Present findings in this format:

## Reward Hacking Scan Results

**Scan scope**: {paths scanned}
**Severity mode**: {library | app | mixed}

### CRITICAL (Must Fix Immediately)
- `file.ts:123` - `void (0 as unknown as Type)` - Lint suppression trick
- `packages/core/src/index.ts:45` - `as any` in library code

### HIGH SEVERITY (Must Fix Before Merge)
- `file.ts:456` - `as unknown as Campaign[]` - Missing documentation
- `file.ts:789` - `as any` in production code
- `file.ts:55` - `user!.name` - No runtime guard
- `file.ts:100` - `.forEach(async` - Silently drops promises

### MEDIUM SEVERITY (Should Fix)
- `file.ts:101` - `const _user = ...` - Unused local variable
- `apps/web/src/page.ts:30` - `item!.id` - No runtime guard (app code)

### ACCEPTABLE (No Action Needed)
- `file.test.ts:50` - `as any` in test mock
- `file.ts:200` - `as unknown as` with full documentation
- `file.ts:300` - `map.get(key)!` after `map.has(key)` guard

### Summary
- Critical: X issues
- High: Y issues
- Medium: Z issues
- Total requiring action: X + Y + Z

Verdict

PASS: No forbidden patterns found, or all patterns are properly documented/in tests.

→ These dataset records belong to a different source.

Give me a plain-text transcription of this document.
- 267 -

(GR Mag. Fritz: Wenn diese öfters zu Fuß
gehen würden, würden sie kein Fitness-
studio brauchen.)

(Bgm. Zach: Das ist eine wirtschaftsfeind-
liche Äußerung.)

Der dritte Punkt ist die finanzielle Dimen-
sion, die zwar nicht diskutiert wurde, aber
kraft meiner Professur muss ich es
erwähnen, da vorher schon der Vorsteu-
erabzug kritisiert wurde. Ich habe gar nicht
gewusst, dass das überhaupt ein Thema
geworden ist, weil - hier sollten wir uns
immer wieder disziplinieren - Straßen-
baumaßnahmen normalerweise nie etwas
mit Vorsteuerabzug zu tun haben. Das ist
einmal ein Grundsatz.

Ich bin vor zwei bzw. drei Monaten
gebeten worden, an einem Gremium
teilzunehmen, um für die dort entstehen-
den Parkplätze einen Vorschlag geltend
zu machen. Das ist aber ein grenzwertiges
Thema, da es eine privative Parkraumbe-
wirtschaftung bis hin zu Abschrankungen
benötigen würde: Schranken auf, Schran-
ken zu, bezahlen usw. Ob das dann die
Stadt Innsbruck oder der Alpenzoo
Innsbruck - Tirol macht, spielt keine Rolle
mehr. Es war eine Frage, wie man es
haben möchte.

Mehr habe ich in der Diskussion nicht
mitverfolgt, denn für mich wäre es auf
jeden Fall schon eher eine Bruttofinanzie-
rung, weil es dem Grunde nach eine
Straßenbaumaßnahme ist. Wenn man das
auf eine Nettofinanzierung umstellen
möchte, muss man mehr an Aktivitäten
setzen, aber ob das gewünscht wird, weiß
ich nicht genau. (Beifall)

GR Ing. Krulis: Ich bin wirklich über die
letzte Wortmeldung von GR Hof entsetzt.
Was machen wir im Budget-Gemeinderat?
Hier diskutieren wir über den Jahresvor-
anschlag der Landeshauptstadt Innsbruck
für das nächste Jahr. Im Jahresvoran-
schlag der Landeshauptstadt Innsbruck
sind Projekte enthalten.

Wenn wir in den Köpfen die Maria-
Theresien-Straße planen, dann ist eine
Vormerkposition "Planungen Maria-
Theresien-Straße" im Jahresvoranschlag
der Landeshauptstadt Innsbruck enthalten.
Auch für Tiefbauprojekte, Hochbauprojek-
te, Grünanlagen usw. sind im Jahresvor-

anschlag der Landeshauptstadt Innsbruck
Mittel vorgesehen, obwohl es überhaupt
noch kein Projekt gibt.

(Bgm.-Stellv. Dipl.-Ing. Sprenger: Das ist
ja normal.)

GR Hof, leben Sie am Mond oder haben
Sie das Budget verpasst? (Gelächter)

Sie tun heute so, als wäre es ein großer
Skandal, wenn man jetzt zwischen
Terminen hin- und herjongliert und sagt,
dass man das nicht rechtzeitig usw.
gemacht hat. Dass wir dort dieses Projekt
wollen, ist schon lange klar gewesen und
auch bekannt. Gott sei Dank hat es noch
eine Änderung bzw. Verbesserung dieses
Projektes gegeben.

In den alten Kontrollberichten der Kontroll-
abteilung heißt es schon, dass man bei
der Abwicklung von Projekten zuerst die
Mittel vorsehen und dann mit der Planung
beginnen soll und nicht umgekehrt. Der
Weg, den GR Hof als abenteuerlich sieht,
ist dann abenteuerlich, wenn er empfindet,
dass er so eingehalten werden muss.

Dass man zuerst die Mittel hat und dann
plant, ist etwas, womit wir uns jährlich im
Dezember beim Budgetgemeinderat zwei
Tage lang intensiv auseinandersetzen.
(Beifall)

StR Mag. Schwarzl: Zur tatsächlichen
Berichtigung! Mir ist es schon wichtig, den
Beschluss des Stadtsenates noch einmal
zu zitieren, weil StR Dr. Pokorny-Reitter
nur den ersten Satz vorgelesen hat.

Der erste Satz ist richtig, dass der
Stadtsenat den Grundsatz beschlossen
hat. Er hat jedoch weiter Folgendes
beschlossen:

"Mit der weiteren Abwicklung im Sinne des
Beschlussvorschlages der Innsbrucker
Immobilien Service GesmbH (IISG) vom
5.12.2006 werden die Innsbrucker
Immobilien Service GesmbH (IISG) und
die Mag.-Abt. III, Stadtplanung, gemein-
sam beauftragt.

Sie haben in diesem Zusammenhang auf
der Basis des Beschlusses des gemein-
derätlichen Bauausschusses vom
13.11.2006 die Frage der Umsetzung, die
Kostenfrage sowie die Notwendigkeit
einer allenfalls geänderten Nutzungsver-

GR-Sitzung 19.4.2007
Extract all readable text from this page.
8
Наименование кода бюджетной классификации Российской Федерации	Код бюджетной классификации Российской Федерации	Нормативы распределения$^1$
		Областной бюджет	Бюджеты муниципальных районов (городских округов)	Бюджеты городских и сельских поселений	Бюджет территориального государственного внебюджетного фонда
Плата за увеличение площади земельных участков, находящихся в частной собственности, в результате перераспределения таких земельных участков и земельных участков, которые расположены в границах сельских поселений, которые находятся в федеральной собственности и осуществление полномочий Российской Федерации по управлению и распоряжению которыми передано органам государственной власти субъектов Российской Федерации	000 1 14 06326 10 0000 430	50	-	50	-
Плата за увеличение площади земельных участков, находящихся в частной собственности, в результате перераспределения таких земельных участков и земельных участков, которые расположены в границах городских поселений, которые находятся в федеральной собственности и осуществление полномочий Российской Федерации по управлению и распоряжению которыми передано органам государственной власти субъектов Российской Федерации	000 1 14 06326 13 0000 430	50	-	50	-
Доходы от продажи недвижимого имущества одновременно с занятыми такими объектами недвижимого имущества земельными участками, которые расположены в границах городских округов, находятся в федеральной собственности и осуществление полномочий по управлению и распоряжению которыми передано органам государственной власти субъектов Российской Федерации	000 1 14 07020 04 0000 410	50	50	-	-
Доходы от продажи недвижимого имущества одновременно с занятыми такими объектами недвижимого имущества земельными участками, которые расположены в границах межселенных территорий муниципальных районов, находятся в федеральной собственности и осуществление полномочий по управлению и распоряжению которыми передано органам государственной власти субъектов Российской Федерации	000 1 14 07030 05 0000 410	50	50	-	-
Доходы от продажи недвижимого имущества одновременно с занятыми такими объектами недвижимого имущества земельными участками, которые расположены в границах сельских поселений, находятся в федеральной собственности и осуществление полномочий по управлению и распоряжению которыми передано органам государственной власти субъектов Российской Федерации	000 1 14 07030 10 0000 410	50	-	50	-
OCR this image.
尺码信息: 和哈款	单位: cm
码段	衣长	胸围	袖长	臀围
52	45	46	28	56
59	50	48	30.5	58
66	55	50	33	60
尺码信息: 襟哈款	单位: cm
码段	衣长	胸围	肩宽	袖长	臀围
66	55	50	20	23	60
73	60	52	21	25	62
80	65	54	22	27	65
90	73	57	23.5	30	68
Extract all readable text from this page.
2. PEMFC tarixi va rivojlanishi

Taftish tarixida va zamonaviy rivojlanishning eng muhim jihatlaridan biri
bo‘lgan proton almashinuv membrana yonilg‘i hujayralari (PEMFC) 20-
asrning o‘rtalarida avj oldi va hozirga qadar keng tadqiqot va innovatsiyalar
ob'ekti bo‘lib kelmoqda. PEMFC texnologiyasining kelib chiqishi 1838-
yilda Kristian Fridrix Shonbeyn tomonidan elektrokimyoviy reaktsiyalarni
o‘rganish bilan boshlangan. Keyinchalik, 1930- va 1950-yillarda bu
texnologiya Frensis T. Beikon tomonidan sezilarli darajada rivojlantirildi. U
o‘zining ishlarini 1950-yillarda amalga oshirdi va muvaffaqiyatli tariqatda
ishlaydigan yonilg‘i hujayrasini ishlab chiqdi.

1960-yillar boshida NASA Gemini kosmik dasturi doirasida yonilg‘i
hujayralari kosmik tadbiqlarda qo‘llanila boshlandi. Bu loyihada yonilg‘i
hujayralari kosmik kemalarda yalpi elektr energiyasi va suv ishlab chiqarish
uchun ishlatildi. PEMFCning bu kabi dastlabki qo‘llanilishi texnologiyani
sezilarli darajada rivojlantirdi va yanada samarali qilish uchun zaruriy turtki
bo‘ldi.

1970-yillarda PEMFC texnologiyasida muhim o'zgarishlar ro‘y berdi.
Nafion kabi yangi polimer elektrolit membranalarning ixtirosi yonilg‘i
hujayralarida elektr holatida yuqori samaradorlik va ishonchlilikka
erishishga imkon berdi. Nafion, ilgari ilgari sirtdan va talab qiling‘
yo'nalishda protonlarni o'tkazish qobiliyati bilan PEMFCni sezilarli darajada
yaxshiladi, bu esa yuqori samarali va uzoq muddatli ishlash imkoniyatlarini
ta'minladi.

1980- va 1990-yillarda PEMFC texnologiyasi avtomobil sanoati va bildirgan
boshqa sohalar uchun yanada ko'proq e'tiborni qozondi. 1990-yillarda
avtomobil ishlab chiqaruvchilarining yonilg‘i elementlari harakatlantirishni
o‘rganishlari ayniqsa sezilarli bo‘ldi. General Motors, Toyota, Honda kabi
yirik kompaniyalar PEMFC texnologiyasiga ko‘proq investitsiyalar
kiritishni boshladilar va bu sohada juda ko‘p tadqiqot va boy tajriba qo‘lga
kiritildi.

FAIL: Forbidden patterns found that require fixes before work can be considered complete.

If FAIL

List the specific fixes needed:

## Required Fixes

1. `apps/api/src/services/UserService.ts:243`
   - Current: `as unknown as CreateUserRequest`
   - Fix: Fix the query return type or add Zod validation at the boundary

2. `apps/web/src/pages/Dashboard.tsx:117`
   - Current: `const _user = useUser();`
   - Fix: Delete the line entirely

3. `apps/web/src/pages/Dashboard.tsx:55`
   - Current: `items.forEach(async (item) => { ... })`
   - Fix: Use `for (const item of items) { await ... }` or `await Promise.all(items.map(...))`

4. `packages/core/src/client.ts:89`
   - Current: `this.config!.apiKey`
   - Fix: Add null check or use optional chaining (`this.config?.apiKey`)

The agent must address ALL issues before marking their work complete.